Comorbidity of Glucose-6-Phosphate Dehydrogenase Deficiency and Sickle Cell Disease Exert Significant Effect on RBC Indices
Background. Glucose-6-phosphate dehydrogenase (G6PD) converts glucose-6-phosphate into 6-phosphogluconate in the pentose phosphate pathway and protects red blood cells (RBCs) from oxidative damage. Their deficiency therefore makes RBCs prone to haemolysis. Sickle cell disease (SCD) on the other hand is a hereditary blood disorder in which there is a single nucleotide substitution in the codon for amino acid 6 substituting glutamic acid with valine. SCD patients are prone to haemolysis due to the shape of their red blood cells and if they are deficient in G6PD, the haemolysis may escalate. Reported studies have indicated variations in the prevalence of G6PD deficiency in SCD patients and as such further work is required. The aim of this study was therefore to estimate the incidence of G-6-PD deficiency among SCD patients and to determine its impact on their RBC parameters as a measure of incidence of anaemia. Methods. A total of 120 clinically diagnosed SCD patients of genotypes HbSS and HbSC were recruited into the study. About 5ml of blood was collected via venipuncture from each patient and used to run G6PD, full blood count, and haemoglobin (Hb) electrophoresis tests.

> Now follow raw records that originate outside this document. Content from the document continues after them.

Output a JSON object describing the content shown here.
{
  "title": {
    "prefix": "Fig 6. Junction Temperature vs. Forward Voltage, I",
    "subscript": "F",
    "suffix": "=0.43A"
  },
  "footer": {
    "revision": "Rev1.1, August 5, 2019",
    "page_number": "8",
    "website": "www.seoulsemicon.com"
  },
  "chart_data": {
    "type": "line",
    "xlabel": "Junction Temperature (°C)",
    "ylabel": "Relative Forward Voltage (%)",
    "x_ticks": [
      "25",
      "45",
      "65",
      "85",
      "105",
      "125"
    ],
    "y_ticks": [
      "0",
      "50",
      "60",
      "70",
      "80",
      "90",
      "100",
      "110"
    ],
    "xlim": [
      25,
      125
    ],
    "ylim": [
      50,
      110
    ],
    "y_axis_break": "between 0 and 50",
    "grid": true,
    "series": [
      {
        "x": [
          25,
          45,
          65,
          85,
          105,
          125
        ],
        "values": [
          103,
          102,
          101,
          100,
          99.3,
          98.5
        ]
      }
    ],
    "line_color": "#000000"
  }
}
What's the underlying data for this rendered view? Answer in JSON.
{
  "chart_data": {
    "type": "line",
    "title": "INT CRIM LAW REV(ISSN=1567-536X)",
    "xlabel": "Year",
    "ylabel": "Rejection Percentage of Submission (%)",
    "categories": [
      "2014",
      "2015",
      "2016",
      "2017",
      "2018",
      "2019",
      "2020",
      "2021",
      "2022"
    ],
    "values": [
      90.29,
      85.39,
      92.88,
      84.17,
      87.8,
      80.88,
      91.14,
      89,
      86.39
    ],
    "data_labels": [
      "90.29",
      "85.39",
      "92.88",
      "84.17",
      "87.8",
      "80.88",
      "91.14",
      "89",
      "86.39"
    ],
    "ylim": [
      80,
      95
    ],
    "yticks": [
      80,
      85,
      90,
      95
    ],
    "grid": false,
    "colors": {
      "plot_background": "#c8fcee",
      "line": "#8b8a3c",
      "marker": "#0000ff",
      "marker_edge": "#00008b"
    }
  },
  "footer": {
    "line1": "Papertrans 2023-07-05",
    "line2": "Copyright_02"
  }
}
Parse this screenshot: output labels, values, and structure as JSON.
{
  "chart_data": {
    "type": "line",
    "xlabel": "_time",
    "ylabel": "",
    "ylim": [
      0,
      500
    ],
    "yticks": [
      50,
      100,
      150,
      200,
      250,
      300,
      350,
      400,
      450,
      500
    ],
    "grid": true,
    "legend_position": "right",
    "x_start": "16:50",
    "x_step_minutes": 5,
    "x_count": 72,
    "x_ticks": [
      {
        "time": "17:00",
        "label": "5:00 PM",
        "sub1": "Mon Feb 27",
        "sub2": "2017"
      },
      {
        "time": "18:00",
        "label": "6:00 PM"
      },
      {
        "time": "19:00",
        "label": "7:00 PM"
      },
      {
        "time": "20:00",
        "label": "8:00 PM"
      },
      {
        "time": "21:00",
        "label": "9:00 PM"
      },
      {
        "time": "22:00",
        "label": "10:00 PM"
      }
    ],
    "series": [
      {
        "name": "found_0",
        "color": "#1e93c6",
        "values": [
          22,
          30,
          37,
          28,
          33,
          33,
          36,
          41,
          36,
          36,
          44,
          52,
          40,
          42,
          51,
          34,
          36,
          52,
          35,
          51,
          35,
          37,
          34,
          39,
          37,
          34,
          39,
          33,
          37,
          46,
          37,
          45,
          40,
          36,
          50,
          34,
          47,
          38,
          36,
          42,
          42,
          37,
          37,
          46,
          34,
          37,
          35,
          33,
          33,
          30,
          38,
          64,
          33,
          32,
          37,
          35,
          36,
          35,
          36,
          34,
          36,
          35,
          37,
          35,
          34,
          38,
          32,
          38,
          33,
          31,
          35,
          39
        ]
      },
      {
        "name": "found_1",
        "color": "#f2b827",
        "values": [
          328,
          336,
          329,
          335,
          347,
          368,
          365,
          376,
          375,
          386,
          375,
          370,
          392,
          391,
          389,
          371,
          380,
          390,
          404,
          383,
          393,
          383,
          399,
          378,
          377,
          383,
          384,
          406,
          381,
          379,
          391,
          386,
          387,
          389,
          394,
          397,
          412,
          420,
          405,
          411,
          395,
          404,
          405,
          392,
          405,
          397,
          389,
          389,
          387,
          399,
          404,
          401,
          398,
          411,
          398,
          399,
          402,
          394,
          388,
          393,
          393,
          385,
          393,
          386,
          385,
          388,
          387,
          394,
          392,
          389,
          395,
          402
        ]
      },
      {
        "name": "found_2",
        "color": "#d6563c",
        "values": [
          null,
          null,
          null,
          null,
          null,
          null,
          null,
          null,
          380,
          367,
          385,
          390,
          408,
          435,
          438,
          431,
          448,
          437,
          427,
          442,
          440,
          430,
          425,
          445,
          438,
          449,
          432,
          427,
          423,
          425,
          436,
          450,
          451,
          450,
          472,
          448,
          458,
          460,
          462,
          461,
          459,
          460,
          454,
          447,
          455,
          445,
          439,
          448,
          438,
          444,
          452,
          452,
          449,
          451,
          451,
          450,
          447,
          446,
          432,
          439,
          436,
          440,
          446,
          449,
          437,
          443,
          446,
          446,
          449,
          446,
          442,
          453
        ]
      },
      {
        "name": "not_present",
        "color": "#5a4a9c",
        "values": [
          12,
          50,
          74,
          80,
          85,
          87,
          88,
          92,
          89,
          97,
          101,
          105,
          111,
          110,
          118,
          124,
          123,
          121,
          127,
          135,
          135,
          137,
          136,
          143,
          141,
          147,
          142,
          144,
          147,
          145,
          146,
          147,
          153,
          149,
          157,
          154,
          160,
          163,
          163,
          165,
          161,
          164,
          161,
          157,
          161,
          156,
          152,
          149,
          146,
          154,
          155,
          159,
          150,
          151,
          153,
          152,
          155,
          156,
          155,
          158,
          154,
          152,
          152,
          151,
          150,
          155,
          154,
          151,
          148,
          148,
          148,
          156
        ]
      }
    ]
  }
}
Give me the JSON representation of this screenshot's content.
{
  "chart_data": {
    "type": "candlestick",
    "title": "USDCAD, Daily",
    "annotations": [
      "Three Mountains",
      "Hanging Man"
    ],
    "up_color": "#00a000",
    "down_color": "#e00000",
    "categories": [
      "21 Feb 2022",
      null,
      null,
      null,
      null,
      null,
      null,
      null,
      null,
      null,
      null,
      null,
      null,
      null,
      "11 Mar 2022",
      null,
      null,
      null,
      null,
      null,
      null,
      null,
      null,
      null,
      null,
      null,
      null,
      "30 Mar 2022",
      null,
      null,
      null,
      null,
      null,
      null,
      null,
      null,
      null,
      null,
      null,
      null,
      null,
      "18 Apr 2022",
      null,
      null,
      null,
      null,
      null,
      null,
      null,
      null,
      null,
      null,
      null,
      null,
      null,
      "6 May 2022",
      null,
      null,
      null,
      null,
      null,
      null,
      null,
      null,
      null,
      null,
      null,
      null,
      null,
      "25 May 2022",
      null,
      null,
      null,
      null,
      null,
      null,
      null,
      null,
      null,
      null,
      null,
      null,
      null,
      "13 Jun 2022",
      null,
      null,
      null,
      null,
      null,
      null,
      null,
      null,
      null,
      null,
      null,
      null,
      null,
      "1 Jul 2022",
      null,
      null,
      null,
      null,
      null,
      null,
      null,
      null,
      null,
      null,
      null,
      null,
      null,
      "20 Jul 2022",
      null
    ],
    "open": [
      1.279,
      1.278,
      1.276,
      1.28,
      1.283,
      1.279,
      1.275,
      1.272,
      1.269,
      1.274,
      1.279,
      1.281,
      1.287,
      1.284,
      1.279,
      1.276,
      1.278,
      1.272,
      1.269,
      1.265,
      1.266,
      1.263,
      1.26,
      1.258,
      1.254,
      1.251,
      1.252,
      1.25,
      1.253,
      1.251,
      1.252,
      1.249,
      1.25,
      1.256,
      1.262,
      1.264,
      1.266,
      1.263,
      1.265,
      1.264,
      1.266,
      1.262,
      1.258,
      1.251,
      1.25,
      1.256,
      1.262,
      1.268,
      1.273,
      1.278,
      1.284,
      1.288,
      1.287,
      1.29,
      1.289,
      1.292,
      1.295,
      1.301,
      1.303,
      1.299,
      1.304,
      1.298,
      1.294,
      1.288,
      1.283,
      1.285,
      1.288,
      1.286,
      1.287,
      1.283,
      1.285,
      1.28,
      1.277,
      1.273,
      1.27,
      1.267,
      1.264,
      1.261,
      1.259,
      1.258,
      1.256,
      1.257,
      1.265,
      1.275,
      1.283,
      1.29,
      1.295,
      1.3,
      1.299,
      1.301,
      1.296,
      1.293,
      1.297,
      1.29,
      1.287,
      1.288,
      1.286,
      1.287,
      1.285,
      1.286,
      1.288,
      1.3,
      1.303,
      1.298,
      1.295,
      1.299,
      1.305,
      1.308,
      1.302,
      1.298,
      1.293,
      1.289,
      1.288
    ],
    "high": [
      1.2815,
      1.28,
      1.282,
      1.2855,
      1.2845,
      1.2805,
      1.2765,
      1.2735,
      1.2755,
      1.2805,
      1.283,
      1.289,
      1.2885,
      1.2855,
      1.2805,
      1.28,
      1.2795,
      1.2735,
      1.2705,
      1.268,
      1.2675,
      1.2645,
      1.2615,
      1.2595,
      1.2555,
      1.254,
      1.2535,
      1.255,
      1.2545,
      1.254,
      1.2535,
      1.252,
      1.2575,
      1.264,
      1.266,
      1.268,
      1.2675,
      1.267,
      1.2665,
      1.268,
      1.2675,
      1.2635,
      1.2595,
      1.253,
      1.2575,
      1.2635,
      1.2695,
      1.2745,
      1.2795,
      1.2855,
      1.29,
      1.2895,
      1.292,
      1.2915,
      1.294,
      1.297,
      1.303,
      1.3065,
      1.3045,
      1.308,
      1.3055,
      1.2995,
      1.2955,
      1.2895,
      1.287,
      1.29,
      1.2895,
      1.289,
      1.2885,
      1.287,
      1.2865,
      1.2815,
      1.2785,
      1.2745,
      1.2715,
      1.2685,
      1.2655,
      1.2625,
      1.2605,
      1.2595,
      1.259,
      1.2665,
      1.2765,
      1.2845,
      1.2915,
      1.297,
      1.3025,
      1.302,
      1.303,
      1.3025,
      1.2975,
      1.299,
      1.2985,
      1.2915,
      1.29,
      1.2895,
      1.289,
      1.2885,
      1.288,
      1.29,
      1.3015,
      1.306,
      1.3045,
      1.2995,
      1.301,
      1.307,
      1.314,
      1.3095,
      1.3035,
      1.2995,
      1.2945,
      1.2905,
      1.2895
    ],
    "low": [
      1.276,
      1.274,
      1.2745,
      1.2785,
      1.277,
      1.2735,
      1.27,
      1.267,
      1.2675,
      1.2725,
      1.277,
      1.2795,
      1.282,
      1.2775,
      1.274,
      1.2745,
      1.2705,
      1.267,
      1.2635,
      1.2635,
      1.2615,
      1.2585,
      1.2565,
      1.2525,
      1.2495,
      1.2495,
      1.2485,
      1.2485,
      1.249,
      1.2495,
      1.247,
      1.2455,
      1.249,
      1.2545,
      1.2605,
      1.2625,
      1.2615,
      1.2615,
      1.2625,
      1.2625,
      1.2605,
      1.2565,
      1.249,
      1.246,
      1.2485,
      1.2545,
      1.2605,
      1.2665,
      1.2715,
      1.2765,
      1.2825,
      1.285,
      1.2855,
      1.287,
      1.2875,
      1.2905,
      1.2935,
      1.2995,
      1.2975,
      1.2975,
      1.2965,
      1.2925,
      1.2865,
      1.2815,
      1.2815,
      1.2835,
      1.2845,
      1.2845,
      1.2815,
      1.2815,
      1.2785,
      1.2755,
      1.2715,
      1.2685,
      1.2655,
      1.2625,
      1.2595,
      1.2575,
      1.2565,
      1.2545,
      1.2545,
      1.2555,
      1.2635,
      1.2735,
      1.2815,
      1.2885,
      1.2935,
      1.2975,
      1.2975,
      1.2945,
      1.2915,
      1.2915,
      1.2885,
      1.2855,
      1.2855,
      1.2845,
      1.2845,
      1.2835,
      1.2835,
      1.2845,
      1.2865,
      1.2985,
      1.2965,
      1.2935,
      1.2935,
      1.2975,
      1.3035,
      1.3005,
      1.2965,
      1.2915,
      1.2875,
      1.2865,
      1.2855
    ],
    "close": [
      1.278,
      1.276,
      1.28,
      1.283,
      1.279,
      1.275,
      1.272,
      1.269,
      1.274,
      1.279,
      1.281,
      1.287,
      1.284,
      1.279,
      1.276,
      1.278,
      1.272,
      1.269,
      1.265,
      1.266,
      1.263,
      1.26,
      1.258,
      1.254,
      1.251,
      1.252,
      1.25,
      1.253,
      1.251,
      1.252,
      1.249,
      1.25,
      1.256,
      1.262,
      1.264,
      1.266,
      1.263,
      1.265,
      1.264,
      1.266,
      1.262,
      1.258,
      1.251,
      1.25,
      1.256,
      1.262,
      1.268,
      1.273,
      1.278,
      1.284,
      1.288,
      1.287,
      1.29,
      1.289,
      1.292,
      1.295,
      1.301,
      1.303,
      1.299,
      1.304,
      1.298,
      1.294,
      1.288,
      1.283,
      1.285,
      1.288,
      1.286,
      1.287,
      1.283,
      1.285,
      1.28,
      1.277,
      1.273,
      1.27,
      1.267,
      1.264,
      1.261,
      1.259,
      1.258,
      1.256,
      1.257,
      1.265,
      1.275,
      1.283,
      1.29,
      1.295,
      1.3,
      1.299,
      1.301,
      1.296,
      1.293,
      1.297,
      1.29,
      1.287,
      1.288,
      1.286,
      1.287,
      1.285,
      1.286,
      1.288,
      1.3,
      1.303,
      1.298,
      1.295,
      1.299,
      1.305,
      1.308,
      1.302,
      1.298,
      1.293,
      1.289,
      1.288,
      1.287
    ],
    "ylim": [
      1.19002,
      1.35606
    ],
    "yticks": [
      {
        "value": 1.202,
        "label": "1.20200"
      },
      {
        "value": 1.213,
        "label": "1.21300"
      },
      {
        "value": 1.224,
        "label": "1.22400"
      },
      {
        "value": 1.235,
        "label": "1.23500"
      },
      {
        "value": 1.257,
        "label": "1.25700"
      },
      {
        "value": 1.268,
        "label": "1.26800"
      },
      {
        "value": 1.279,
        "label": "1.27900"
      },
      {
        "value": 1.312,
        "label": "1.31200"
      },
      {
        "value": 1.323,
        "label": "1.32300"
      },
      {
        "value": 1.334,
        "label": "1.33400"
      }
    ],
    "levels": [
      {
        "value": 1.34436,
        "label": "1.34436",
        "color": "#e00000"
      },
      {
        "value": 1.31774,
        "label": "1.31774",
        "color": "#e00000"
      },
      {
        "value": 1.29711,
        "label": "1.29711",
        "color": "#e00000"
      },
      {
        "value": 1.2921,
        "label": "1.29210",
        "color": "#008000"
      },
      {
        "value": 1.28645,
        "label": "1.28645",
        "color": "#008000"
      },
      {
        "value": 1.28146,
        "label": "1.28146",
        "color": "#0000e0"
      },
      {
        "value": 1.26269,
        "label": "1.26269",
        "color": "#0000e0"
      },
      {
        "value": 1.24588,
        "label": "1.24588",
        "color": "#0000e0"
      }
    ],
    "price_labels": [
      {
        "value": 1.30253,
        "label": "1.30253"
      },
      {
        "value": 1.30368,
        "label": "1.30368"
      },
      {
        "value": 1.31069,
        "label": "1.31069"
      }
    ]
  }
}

The data were analyzed using SPSS version 20 and Graphpad prism. Result. G6PD deficiency was detected in 43 (35.83%) of the participants made up of 16 (13.33%) males and 27 (22.50%) females of whom 17 (14.17%) had partial deficiency and 10 (8.33%) full deficiency. Statiscally significant differences p=0.036 and p=0.038 were established between the Hb concentration of the participants having a G6PD deficiency and those with normal G6PD activity for males and females, respectively. Conclusion. From the results obtained, it implies that G6PD deficiency may increase the severity of anaemia in SCD patients. There is therefore the need to screen all SCD patients for G6PD deficiency to ensure that their condition is not exacerbated during treatment.